Mr. Wasserstein, known for his bold tactics, sharp wit and scruffy dress, helped elevate the role of investment banker during the 1980s. Until then, investment banking was a cottage industry, in which a handful of discreet bankers remained loyal to select clients. But a series of hostile takeover offers, in industries from oil to cosmetics, thrust bankers into the center of the action.
The Journal‘s website also republishes its article on Wasserstein’s 1988 departure from First Boston, which seemed at the time to signal “the end of an era.” He was known as “Bid ‘Em Up Bruce”–a nickname used throughout his obituary coverage, although always with the caveat that he hated it–for his aggressive (and innovative) tactics.
The Washington Post writes that his sister, playwright Wendy Wasserstein, “once told New York magazine that their mother believed Bruce’s auspicious birth date–Christmas–“signaled ‘Messiah potential.'”

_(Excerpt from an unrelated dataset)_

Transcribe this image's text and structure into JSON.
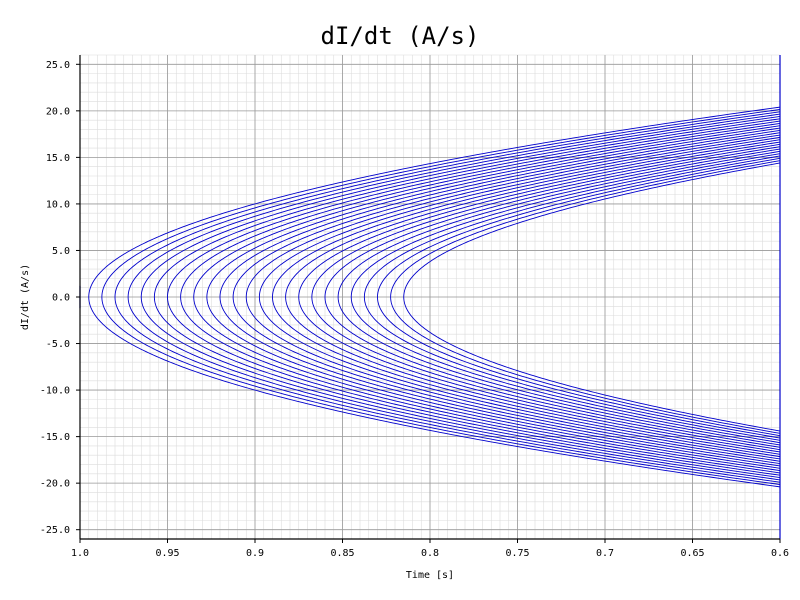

After his surprise purchase of New York in 2004, Wassserstein became a well-respected media player. The New York Times quotes the magazine’s editor, Adam Moss:
“He had always been interested in journalism, an interest sharpened by being on the receiving end of it,” Mr. Moss said. “But he never used it to wield influence the way other powerful men would have, never tried to plant a story, never complained about anything we published.”